Now a peaceful outpost after decades as a heavily fortified anti-communist bastion, Kinmen County is attracting tourists from Taiwan, China and elsewhere with an unusual new park featuring land mines.
The park on Little Kinmen, also known as Lieyu (烈嶼), the second-largest island in the county, has drawn thousands of visitors since it opened in the middle of last year, the Lieyu Township Office said.
The opening of the park came as the military continued its campaign to remove all remaining mines in Kinmen and clear the county of land mines, said Hung Jui-hung, the office’s tourism section chief.
“This is the first park in Kinmen that features land mines,” he said.
The mines will be cleared away completely, but the park would preserve “a special part of Kinmen’s history,” he said.
The park includes a tunnel where a variety of land mines and warning signs, along with information on the demining process and hundreds of mine fields in Kinmen, are displayed, Hung said.
Outside the tunnel, there is an area that features a mock crew demonstrating every step in the dangerous task of removing land mines.
The demining work, began in 1998, continues to this day and could be completed by the end of this year at the earliest, Ministry of National Defense spokesman Major General David Lo (羅紹和) said.

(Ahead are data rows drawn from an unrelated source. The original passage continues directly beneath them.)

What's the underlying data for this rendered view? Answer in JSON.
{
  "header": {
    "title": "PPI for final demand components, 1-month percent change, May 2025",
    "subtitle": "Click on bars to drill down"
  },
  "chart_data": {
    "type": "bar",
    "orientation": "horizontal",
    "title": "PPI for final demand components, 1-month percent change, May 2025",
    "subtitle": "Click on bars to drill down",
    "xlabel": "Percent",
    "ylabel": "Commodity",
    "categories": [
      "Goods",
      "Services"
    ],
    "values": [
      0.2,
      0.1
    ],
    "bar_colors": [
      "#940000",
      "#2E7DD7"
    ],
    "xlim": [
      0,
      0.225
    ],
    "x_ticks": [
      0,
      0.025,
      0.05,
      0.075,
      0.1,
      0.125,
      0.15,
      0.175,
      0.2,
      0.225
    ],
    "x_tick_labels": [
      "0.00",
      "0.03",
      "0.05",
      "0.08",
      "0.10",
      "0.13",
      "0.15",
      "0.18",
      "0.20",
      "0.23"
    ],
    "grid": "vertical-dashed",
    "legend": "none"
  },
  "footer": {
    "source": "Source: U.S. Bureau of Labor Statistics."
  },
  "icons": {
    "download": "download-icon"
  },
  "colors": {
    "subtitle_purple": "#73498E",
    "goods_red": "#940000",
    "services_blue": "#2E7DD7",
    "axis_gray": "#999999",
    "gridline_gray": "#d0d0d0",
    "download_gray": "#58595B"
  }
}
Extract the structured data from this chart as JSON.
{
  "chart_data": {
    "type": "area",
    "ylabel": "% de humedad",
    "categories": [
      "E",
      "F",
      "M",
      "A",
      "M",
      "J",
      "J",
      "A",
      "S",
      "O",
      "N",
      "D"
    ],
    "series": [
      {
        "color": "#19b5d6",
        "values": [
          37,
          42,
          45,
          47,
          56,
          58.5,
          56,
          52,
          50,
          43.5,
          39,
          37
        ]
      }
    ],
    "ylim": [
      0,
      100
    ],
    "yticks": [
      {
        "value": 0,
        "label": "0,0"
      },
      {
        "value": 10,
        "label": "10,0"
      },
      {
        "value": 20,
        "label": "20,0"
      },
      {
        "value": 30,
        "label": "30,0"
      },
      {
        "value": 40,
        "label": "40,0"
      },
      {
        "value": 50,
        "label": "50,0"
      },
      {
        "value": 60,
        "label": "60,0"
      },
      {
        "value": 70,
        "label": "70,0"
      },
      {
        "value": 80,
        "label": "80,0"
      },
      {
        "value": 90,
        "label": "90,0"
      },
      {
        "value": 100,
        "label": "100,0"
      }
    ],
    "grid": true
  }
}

Tens of thousands of mines were deployed around Kinmen County when it was under constant military threat from China during the Cold War.
As tensions between Taiwan and China eased, the county looked to capitalize on its disused military hardware and former battlegrounds by transforming itself into a “park in the war zone.”
When martial law was lifted throughout Kinmen County and some of its islands were demilitarized in 1992, tourists started to descend on Kinmen’s main island.
Top tourist destinations there now include the Guningtou Battle Museum, the August 23 Artillery Battle Museum and many military tunnels.
The Cabinet is also reviewing a plan to open Dadan (大膽) and Erdan (二膽) islets, which remain under military control, to tourists.
Kinmen County Commissioner Li Wo-shi (李沃士) said in February that the county government would this year begin planning the construction of a harbor on Dadan as part of a strategy to take over jurisdiction from the military within three years.
No civilians currently live on Dadan or Erdan, which lies about 4km from Xiamen on China’s southeastern coast. The two islets also served as frontline military outposts during the Cold War.
The number of tourists visiting Kinmen County has been on the rise in recent years and reached a record 1.265 million last year, the county government said.